Como contrapartida para ter acesso aos recursos, as empresas deverão ampliar sua atuação na Amazônia Legal e no Nordeste. Pelas regras estabelecidas, será necessário aumentar em 15% a quantidade de frequências operadas nessas regiões ou garantir que pelo menos 17,5% de todas as decolagens anuais ocorram nesses mercados.
A medida é vista como uma oportunidade para fortalecer a conectividade aérea em municípios que dependem fortemente dos aviões para transporte de passageiros, cargas, medicamentos e serviços essenciais. Na Amazônia, onde muitas cidades possuem acesso limitado por estradas, a ampliação da malha aérea pode representar mais opções de voos e melhor integração com as capitais.
Para municípios como Eirunepé, que enfrentam desafios logísticos e dependem do transporte aéreo em diversas situações, a iniciativa é acompanhada com expectativa.

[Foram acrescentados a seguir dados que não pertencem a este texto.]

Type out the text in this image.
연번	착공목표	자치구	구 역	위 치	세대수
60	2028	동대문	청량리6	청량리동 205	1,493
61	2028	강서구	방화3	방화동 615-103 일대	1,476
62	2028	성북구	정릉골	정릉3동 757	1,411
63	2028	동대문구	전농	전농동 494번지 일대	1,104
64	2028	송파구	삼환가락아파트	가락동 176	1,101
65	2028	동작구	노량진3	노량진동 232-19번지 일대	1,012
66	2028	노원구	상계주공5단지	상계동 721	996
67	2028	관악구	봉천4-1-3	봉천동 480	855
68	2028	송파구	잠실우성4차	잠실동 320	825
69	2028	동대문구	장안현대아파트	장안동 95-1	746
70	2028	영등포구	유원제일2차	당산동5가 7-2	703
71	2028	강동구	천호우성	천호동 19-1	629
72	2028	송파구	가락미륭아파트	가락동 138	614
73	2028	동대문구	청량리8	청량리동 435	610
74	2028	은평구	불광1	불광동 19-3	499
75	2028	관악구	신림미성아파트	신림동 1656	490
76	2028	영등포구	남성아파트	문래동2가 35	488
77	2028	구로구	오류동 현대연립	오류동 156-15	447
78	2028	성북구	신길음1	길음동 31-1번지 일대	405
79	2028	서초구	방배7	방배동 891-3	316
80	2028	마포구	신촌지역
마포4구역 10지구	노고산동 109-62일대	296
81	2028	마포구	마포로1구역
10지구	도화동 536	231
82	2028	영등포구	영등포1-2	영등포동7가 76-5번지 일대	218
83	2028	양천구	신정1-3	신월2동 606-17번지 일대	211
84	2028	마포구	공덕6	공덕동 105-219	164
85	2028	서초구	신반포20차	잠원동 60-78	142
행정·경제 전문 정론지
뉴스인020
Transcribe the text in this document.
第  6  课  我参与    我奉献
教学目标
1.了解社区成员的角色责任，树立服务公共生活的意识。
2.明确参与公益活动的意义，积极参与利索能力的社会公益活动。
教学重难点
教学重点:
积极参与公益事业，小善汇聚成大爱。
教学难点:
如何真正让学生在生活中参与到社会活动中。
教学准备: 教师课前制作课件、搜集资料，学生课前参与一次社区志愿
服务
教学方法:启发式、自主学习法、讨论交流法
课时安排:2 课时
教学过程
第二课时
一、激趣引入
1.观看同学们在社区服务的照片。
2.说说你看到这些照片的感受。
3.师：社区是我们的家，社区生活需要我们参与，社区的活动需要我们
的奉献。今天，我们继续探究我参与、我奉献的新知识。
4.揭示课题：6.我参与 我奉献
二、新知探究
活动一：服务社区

Embora ainda não haja confirmação de novas rotas ou aumento de frequências para a cidade, especialistas apontam que o interior da região Norte pode estar entre os beneficiados caso as metas sejam efetivamente cumpridas.
Os recursos serão administrados pelo BNDES e poderão ser utilizados para aquisição de aeronaves, manutenção de motores, investimentos em infraestrutura logística e compra de combustível sustentável de aviação.
Se as metas forem alcançadas, a iniciativa poderá resultar em uma das maiores expansões da aviação regional dos últimos anos, beneficiando principalmente os moradores da Amazônia, que historicamente enfrentam menos opções de voos e custos elevados para deslocamento.
Para quem vive no interior amazonense, a expectativa é que a medida ajude a aproximar cidades, facilitar o acesso a serviços e impulsionar o desenvolvimento econômico e turístico da região.